Should market makers be able to maintain uncovered short sale positions in certain so-called threshold securities indefinitely?

The Securities and Exchange Commission still hasn’t made up its mind. It originally OK’d the idea, in early 2005, but then flip-flopped last September.

In March, it reopened the comment period covering its proposal to rescind an exception to its Regulation SHO that allowed dealers to maintain certain so-called “naked” short-sale positions indefinitely. Reg SHO, which covers short-sale tick tests as well as naked short sales, is in pilot phase.

The new comment period, now ended, was undertaken to make some previously confidential data available to the public.
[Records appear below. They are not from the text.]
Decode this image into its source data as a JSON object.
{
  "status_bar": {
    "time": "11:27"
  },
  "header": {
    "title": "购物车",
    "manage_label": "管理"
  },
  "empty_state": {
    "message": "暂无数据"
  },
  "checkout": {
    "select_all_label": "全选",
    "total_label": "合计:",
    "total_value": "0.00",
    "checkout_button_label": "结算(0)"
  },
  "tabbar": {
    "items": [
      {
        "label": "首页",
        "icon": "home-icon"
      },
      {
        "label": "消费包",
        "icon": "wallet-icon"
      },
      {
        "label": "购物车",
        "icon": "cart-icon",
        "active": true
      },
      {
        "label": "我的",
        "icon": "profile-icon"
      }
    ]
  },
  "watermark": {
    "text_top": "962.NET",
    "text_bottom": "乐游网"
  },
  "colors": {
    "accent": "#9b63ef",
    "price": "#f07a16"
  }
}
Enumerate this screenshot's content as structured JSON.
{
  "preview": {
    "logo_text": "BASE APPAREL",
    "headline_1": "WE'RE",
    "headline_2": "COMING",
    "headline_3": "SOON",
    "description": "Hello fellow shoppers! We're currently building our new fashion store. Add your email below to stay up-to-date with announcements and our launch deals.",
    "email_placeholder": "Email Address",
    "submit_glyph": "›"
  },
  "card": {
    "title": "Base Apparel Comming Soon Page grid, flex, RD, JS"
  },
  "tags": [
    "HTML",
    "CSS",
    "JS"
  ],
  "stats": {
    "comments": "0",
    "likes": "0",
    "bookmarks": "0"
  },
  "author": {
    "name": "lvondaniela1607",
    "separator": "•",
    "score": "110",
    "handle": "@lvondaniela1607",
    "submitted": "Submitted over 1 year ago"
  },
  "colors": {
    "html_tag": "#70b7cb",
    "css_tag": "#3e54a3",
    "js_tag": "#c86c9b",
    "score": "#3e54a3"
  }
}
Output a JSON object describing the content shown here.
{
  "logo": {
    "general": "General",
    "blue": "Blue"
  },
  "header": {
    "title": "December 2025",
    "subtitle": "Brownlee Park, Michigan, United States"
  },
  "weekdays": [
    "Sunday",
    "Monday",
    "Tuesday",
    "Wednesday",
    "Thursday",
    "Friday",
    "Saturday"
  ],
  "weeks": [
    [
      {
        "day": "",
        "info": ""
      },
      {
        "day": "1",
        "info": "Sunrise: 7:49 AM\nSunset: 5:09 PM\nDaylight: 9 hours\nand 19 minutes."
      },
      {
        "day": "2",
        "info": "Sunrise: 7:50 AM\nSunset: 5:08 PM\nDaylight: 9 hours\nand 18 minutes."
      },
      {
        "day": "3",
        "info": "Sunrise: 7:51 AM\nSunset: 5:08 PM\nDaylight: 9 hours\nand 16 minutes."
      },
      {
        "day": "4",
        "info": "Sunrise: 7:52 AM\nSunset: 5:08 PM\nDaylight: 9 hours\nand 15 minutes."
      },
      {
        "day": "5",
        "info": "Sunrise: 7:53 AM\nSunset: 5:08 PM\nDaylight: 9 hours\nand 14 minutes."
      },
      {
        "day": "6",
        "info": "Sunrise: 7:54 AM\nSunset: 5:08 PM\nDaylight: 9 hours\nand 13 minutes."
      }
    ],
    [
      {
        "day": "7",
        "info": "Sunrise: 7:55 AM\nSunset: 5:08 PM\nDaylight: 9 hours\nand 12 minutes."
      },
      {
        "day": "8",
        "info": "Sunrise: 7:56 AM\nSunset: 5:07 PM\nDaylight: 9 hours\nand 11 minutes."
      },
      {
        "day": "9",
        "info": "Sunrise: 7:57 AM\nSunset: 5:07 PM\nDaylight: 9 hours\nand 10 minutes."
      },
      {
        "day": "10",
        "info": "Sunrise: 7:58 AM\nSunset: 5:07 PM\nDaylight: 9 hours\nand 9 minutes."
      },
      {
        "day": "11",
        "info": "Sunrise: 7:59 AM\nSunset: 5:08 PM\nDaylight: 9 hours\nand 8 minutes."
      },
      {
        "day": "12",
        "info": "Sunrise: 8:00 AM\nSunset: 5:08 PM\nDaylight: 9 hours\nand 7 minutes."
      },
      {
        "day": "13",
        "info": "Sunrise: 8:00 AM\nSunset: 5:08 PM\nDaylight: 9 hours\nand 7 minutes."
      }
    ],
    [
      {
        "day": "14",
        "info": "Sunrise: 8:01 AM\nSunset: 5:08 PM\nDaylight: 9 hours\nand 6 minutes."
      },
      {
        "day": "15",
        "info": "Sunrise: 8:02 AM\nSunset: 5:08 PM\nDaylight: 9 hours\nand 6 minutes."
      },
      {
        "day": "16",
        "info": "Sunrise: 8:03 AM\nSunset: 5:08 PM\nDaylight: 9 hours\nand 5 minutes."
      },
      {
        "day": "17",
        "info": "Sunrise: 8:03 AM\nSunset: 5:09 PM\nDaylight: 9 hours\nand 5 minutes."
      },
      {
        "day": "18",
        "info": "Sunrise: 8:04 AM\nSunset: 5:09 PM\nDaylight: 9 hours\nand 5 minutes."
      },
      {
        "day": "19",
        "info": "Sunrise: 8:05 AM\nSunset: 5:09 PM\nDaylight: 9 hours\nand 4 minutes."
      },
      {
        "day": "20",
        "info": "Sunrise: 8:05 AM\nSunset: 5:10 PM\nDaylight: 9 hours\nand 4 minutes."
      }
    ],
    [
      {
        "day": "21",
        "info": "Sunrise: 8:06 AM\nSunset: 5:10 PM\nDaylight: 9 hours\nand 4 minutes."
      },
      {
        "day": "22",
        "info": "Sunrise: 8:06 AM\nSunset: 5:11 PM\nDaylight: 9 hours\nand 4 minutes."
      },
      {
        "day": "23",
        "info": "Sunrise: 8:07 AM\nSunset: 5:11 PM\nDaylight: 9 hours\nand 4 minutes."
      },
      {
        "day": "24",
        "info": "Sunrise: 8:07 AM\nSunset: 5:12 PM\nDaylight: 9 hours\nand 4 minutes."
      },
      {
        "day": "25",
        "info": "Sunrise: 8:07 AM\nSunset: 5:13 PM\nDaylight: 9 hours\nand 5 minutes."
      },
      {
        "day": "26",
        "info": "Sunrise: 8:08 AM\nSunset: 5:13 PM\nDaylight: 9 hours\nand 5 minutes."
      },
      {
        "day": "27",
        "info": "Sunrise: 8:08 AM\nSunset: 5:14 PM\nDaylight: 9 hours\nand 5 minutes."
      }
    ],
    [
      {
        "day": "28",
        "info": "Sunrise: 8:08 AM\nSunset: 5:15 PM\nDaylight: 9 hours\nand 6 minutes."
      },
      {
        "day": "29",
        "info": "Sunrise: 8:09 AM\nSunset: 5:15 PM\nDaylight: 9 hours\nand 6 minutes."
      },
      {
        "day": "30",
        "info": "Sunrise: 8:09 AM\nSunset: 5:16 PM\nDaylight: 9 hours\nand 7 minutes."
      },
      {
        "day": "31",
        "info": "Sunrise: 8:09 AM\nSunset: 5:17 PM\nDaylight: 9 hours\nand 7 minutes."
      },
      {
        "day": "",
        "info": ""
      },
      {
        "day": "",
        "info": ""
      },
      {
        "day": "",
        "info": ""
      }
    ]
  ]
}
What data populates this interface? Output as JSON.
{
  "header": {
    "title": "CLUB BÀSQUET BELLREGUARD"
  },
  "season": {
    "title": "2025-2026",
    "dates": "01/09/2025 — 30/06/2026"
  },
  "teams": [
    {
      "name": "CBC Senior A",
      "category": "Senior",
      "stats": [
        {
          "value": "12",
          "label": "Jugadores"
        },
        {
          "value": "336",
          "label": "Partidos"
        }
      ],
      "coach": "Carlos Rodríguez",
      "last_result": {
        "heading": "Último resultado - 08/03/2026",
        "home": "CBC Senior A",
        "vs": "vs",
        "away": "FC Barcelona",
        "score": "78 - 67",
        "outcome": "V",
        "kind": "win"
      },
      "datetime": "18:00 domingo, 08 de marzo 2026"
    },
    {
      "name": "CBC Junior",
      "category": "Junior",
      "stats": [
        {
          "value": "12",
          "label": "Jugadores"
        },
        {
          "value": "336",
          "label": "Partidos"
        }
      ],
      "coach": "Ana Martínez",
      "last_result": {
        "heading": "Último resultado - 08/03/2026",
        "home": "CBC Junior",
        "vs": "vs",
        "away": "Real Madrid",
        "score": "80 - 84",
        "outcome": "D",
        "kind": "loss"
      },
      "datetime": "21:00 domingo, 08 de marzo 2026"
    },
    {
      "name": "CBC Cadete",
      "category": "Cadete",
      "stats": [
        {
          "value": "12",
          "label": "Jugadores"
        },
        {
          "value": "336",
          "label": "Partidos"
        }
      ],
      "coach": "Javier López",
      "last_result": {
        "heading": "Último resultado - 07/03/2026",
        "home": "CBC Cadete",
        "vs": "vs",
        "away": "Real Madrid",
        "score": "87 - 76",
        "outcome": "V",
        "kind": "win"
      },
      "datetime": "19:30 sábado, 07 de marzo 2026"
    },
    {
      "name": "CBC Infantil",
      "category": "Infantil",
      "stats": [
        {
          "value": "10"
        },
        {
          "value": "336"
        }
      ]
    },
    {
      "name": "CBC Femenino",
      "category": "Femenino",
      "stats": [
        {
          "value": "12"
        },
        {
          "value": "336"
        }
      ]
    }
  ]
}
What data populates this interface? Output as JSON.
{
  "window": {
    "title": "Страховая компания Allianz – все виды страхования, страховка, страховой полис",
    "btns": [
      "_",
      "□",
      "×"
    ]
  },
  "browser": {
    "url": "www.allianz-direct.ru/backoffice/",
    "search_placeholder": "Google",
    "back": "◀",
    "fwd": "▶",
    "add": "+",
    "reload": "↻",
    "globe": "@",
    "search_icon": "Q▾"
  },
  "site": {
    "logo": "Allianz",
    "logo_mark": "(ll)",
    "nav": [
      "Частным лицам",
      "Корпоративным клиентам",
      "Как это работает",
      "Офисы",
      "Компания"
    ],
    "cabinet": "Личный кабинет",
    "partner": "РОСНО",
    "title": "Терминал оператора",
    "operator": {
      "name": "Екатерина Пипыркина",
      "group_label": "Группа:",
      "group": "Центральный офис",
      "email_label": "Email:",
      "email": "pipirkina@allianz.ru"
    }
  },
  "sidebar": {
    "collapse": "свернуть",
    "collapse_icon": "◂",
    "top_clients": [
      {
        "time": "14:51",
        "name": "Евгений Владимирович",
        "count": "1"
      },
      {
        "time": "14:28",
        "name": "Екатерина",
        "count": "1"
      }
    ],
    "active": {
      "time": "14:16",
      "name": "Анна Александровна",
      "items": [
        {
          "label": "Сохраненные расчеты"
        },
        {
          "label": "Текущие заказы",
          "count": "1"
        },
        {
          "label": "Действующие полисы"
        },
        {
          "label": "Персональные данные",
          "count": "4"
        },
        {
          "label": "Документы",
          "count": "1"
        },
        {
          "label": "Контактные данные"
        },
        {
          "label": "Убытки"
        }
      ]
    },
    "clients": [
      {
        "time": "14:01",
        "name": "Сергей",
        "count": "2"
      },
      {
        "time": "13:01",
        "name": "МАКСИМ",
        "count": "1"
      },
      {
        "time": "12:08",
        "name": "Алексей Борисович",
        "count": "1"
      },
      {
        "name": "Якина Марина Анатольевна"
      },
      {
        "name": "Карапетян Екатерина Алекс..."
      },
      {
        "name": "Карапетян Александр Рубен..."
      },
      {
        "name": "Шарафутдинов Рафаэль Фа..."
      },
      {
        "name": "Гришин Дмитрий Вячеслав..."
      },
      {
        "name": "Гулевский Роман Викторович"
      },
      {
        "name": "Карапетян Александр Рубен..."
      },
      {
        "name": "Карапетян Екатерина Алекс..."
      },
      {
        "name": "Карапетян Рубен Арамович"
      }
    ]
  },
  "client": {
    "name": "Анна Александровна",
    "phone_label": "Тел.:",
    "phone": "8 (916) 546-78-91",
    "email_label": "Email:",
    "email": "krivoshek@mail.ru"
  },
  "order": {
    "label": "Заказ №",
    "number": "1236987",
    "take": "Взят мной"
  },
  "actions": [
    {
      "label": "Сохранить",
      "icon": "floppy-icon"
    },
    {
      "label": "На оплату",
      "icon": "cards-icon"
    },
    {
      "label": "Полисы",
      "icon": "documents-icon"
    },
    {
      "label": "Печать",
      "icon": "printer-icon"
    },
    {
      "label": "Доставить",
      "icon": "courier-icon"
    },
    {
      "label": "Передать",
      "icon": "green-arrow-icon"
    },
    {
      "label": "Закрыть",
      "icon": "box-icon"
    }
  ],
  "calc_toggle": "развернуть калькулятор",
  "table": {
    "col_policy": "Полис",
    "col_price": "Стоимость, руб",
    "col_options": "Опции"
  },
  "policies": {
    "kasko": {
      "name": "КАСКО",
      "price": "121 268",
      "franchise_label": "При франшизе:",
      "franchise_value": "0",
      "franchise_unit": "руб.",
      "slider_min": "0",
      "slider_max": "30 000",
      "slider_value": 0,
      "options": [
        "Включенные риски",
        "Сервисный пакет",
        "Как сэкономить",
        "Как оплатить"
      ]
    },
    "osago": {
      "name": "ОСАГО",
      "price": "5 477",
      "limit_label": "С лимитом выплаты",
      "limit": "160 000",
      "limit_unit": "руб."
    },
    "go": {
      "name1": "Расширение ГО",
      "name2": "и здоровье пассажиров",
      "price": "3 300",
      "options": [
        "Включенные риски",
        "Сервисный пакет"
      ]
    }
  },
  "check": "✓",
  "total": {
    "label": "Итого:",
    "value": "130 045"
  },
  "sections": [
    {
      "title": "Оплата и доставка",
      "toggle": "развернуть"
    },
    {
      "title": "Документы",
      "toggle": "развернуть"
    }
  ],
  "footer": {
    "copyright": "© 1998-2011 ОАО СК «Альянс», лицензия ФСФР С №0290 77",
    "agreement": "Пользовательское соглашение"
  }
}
However, the release of the data only proves that Reg SHO is working well and that there is no need to rescind the exception for certain threshold securities, according to one big market maker.

“The data shows that Reg SHO has indeed worked,” said Len Amoruso, Knight Capital Group’s chief compliance officer and co-head of the office of general counsel. “The data seem to support the fact that you don’t need to eliminate the grandfather clause.”

Reg SHO’s grandfather clause permits market makers to maintain open short positions in securities that landed on an exchange’s “threshold” list after they put on the position.

A threshold list covers the names of securities sold short but not delivered within the standard three business days. The grandfather provision makes it possible for dealers to take on a risky short position when handling a customer order without fear that they might have to close the position at a loss.

Critics complain that brokers should not be allowed to sell stock and not deliver the securities within the three-day settlement period. The debate has grown heated in recent years.

The information just made available by the SEC was gathered by the NASD and covers Nasdaq threshold securities. It is about two years old. The data show that 58 securities out of 379 remained on the threshold list eight months into the Reg SHO pilot, which began in January 2005. On a recent day in April, Amoruso noted, only 12 securities were on Nasdaq’s list.

The drop means Reg SHO is working, according to Amoruso. “Dealers are closing out their fails,” he explained. “The fails are not extending for as long as they used to. Firms may not be as aggressive in putting on short positions.”

Despite the decline, the SEC still appears inclined to eliminate the grandfather clause. Chairman Christopher Cox, testifying before a congressional committee on the SEC’s fiscal year 2008 budget, told the representatives that naked short selling is a significant concern for the regulator.

Reg SHO “has been inadequate to shut down the problem,” Cox said. “We are in the process right now of tightening up our rules on that.”

The SEC has received hundreds of letters from angry Americans decrying naked short selling. The SEC told Traders Magazine it will make a final decision in “late spring.”